Being a bunch of nerdy kids, we actually did faithfully go to the library on those day trips into Manhattan.  But we also made sure to go into lots of different stores on the leisurely walks to and from the Rockefeller Center station on the subway, which let us out right in front of Radio City Music Hall.  And we always stopped off at a coffee shop or Chock Full O’Nuts for hamburgers and cokes, feeling quite cosmopolitan to be in Manhattan on our own on those blissful Saturday afternoons.

Eventually, my friends and I began commuting into Manhattan every day to attend high school.  That’s when I “graduated” to the Main Branch at 42nd Street, indeed the mother of all libraries.  McCourt’s description of his own experience at the Main Branch in Learning to Chill Out resonates with my feelings about that place:

But then I got to the main library at 42nd Street, which was the great discovery of my life – discovering that you can go into the library and nobody will bother you.  In Limerick they were always throwing us out of the library.  They acted like sentries, as if they were guarding the books against us.  In New York I discovered – my God! – that you can get a library card and take out three of four books and you can take out books every day if you want.  You can go up to the main reading room on the third floor and stay there all day, it used to be open on Sundays.  I was in heaven.

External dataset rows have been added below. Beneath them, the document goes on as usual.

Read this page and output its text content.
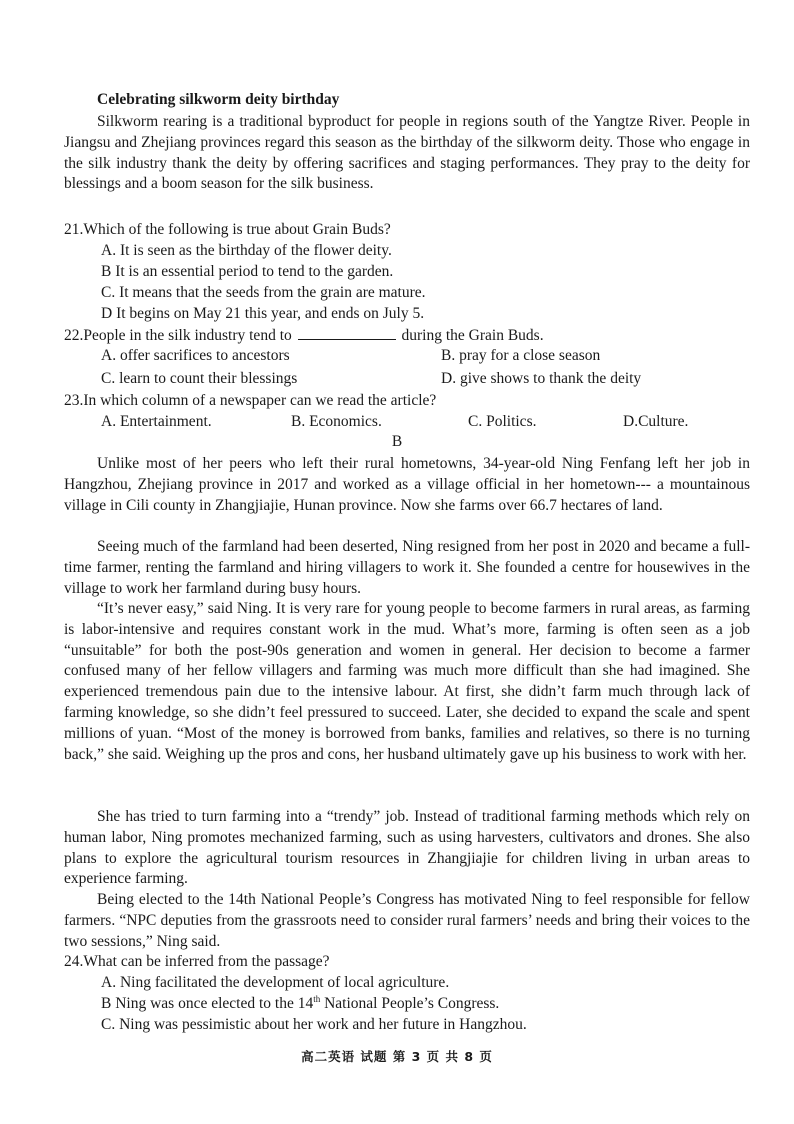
Celebrating silkworm deity birthday

Silkworm rearing is a traditional byproduct for people in regions south of the Yangtze River. People in Jiangsu and Zhejiang provinces regard this season as the birthday of the silkworm deity. Those who engage in the silk industry thank the deity by offering sacrifices and staging performances. They pray to the deity for blessings and a boom season for the silk business.

21.Which of the following is true about Grain Buds?

A. It is seen as the birthday of the flower deity.

B It is an essential period to tend to the garden.

C. It means that the seeds from the grain are mature.

D It begins on May 21 this year, and ends on July 5.

22.People in the silk industry tend to	during the Grain Buds.

A. offer sacrifices to ancestors	B. pray for a close season

C. learn to count their blessings	D. give shows to thank the deity

23.In which column of a newspaper can we read the article?

A. Entertainment.	B. Economics.	C. Politics.	D.Culture.

B

Unlike most of her peers who left their rural hometowns, 34-year-old Ning Fenfang left her job in Hangzhou, Zhejiang province in 2017 and worked as a village official in her hometown--- a mountainous village in Cili county in Zhangjiajie, Hunan province. Now she farms over 66.7 hectares of land.

Seeing much of the farmland had been deserted, Ning resigned from her post in 2020 and became a full-time farmer, renting the farmland and hiring villagers to work it. She founded a centre for housewives in the village to work her farmland during busy hours.

“It’s never easy,” said Ning. It is very rare for young people to become farmers in rural areas, as farming is labor-intensive and requires constant work in the mud. What’s more, farming is often seen as a job “unsuitable” for both the post-90s generation and women in general. Her decision to become a farmer confused many of her fellow villagers and farming was much more difficult than she had imagined. She experienced tremendous pain due to the intensive labour. At first, she didn’t farm much through lack of farming knowledge, so she didn’t feel pressured to succeed. Later, she decided to expand the scale and spent millions of yuan. “Most of the money is borrowed from banks, families and relatives, so there is no turning back,” she said. Weighing up the pros and cons, her husband ultimately gave up his business to work with her.

She has tried to turn farming into a “trendy” job. Instead of traditional farming methods which rely on human labor, Ning promotes mechanized farming, such as using harvesters, cultivators and drones. She also plans to explore the agricultural tourism resources in Zhangjiajie for children living in urban areas to experience farming.

Being elected to the 14th National People’s Congress has motivated Ning to feel responsible for fellow farmers. “NPC deputies from the grassroots need to consider rural farmers’ needs and bring their voices to the two sessions,” Ning said.

24.What can be inferred from the passage?

A. Ning facilitated the development of local agriculture.

B Ning was once elected to the 14th National People’s Congress.

C. Ning was pessimistic about her work and her future in Hangzhou.

高二英语 试题 第 3 页 共 8 页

At first, I spent a lot of time in the science room that housed the journals I needed for a research project. The science room was everything I thought a library should look like, at least from what I had seen in the movies. It was a long, narrow room lined with shelves of dark wood running the length of the room on each side and tall windows at the other end, with rolling ladders to access the books on the top most shelves. Overlooking the main area was a balcony that only the staff could access. Sometimes, I asked for a reference book just so that I could see the librarian mount the spiral staircase to the closed-off balcony.

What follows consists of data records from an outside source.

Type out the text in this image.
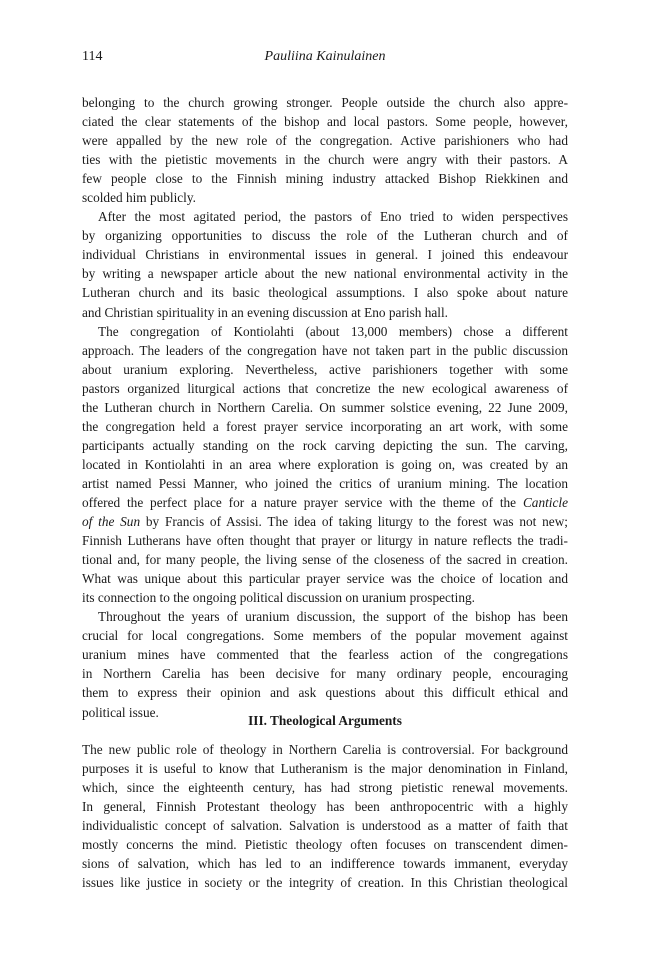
114	Pauliina Kainulainen
belonging to the church growing stronger. People outside the church also appre-
ciated the clear statements of the bishop and local pastors. Some people, however,
were appalled by the new role of the congregation. Active parishioners who had
ties with the pietistic movements in the church were angry with their pastors. A
few people close to the Finnish mining industry attacked Bishop Riekkinen and
scolded him publicly.
After the most agitated period, the pastors of Eno tried to widen perspectives
by organizing opportunities to discuss the role of the Lutheran church and of
individual Christians in environmental issues in general. I joined this endeavour
by writing a newspaper article about the new national environmental activity in the
Lutheran church and its basic theological assumptions. I also spoke about nature
and Christian spirituality in an evening discussion at Eno parish hall.
The congregation of Kontiolahti (about 13,000 members) chose a different
approach. The leaders of the congregation have not taken part in the public discussion
about uranium exploring. Nevertheless, active parishioners together with some
pastors organized liturgical actions that concretize the new ecological awareness of
the Lutheran church in Northern Carelia. On summer solstice evening, 22 June 2009,
the congregation held a forest prayer service incorporating an art work, with some
participants actually standing on the rock carving depicting the sun. The carving,
located in Kontiolahti in an area where exploration is going on, was created by an
artist named Pessi Manner, who joined the critics of uranium mining. The location
offered the perfect place for a nature prayer service with the theme of the Canticle
of the Sun by Francis of Assisi. The idea of taking liturgy to the forest was not new;
Finnish Lutherans have often thought that prayer or liturgy in nature reflects the tradi-
tional and, for many people, the living sense of the closeness of the sacred in creation.
What was unique about this particular prayer service was the choice of location and
its connection to the ongoing political discussion on uranium prospecting.
Throughout the years of uranium discussion, the support of the bishop has been
crucial for local congregations. Some members of the popular movement against
uranium mines have commented that the fearless action of the congregations
in Northern Carelia has been decisive for many ordinary people, encouraging
them to express their opinion and ask questions about this difficult ethical and
political issue.
III. Theological Arguments
The new public role of theology in Northern Carelia is controversial. For background
purposes it is useful to know that Lutheranism is the major denomination in Finland,
which, since the eighteenth century, has had strong pietistic renewal movements.
In general, Finnish Protestant theology has been anthropocentric with a highly
individualistic concept of salvation. Salvation is understood as a matter of faith that
mostly concerns the mind. Pietistic theology often focuses on transcendent dimen-
sions of salvation, which has led to an indifference towards immanent, everyday
issues like justice in society or the integrity of creation. In this Christian theological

But the most memorable part of the library was the main reading room that McCourt so lovingly describes.  There were rows and rows of long, dark wood tables with these small, green reading lamps, the kind that had a little chain that pulled on to turn the lamp on.  When I frequented the Main Branch in the 19702, they still used a system that I later saw in the movie Breakfast at Tiffany’s.  First, you consulted the card catalogue (there was no computerized version yet) and filled out a slip of paper with the information of the book you wanted.  You then took the slip of paper to the main desk, where they gave you a number.  You sat and waited until your number lit up on this board above the main desk, like when you are on line at the bank or at Amtrak, waiting for the next available agent or teller. Seeing my number light up always made me feel as I had just won the door prize on a game show.  I wonder what they do today.

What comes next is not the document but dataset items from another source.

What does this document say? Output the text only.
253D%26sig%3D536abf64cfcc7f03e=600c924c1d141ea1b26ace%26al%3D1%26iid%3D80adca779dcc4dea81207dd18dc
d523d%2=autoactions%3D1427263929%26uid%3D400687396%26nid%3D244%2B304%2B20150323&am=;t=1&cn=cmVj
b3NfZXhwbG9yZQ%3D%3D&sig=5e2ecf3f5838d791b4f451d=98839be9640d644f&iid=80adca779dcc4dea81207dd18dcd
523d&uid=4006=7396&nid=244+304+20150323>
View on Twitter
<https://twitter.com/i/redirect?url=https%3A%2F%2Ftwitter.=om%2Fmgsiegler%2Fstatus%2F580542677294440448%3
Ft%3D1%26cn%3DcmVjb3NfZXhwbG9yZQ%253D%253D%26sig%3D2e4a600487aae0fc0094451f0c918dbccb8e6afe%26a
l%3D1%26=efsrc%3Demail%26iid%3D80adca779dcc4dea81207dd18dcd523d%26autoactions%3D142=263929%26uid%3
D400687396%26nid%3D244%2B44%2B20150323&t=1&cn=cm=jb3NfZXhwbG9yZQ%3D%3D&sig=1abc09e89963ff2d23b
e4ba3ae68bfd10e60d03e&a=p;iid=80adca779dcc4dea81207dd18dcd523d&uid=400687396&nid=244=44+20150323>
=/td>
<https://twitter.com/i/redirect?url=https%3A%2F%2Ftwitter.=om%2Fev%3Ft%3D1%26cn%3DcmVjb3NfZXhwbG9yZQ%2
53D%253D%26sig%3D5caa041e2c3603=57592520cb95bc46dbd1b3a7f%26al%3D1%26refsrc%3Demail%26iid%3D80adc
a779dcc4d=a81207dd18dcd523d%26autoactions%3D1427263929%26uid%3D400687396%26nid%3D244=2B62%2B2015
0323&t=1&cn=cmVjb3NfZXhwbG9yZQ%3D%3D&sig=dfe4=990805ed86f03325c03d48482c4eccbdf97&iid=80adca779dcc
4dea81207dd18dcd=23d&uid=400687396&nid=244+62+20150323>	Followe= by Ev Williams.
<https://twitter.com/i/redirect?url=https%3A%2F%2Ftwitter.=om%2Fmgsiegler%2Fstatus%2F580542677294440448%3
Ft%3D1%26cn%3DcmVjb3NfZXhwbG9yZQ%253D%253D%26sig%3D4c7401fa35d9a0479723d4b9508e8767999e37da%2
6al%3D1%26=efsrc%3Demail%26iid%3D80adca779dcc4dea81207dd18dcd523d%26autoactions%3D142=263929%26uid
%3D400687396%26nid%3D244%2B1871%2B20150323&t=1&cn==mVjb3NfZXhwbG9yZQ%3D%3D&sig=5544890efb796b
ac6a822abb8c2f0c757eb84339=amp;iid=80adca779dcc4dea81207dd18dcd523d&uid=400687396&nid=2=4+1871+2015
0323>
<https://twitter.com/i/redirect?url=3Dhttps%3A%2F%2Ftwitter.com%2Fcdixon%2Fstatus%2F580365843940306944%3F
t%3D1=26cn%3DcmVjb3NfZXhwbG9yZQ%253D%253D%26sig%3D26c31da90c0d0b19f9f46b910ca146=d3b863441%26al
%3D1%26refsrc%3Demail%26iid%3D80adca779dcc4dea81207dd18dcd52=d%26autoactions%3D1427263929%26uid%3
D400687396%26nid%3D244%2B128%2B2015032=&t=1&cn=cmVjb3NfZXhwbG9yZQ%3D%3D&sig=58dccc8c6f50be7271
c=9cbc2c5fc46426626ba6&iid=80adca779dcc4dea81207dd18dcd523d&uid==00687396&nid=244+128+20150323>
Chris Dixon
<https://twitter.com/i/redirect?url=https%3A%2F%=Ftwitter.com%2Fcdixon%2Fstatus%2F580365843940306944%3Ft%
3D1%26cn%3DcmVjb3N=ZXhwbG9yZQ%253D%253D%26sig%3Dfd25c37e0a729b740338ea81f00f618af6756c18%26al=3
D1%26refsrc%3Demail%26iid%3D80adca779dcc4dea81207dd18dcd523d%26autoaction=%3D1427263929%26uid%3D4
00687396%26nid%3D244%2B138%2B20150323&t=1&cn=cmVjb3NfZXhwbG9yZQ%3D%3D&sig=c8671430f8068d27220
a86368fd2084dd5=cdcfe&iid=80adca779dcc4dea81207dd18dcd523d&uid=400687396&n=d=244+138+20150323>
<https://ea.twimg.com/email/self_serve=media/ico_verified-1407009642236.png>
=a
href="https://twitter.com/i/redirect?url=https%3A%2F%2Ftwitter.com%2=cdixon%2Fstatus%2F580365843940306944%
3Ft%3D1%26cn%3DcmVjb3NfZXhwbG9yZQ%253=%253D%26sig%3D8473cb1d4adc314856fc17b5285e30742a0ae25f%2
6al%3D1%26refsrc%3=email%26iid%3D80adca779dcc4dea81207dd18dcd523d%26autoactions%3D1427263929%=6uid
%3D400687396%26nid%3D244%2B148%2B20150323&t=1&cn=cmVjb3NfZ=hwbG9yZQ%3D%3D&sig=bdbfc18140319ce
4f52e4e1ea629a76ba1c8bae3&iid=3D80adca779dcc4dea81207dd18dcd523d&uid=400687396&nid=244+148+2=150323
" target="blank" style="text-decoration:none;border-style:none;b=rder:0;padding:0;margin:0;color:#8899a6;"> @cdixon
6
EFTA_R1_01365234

But no matter what library I was in, there was always a common denominator.  In each library, I tried on different versions of myself. In high school, as I mentioned above, I did a turn as a “scientist” and researched such things as the coming of the second ice age and the effect of barbiturates on cancer, only half understanding the highly technical language in the science journals.  In graduate school at Columbia, following on my studies in college, I was a “Latin Americanist” in the library in the basement of the school of international affairs, reading sociological and anthropological studies with titles like “We Eat the Mines and the Mines Eat Us.”   Later in law school at NYU, I looked up cases for a motion to suppress illegally seized evidence for my litigation class, as I prepared for my future career as a criminal defense lawyer.

I always find the sense of order in the hushed rooms a great comfort.  It is one of the places where I feel competent, in control, but also where I feel that life has immense possibility.  Libraries offer such an oasis of calm in the craziness that is my life.  And now that some libraries even allow you to bring in coffee makes them perfect.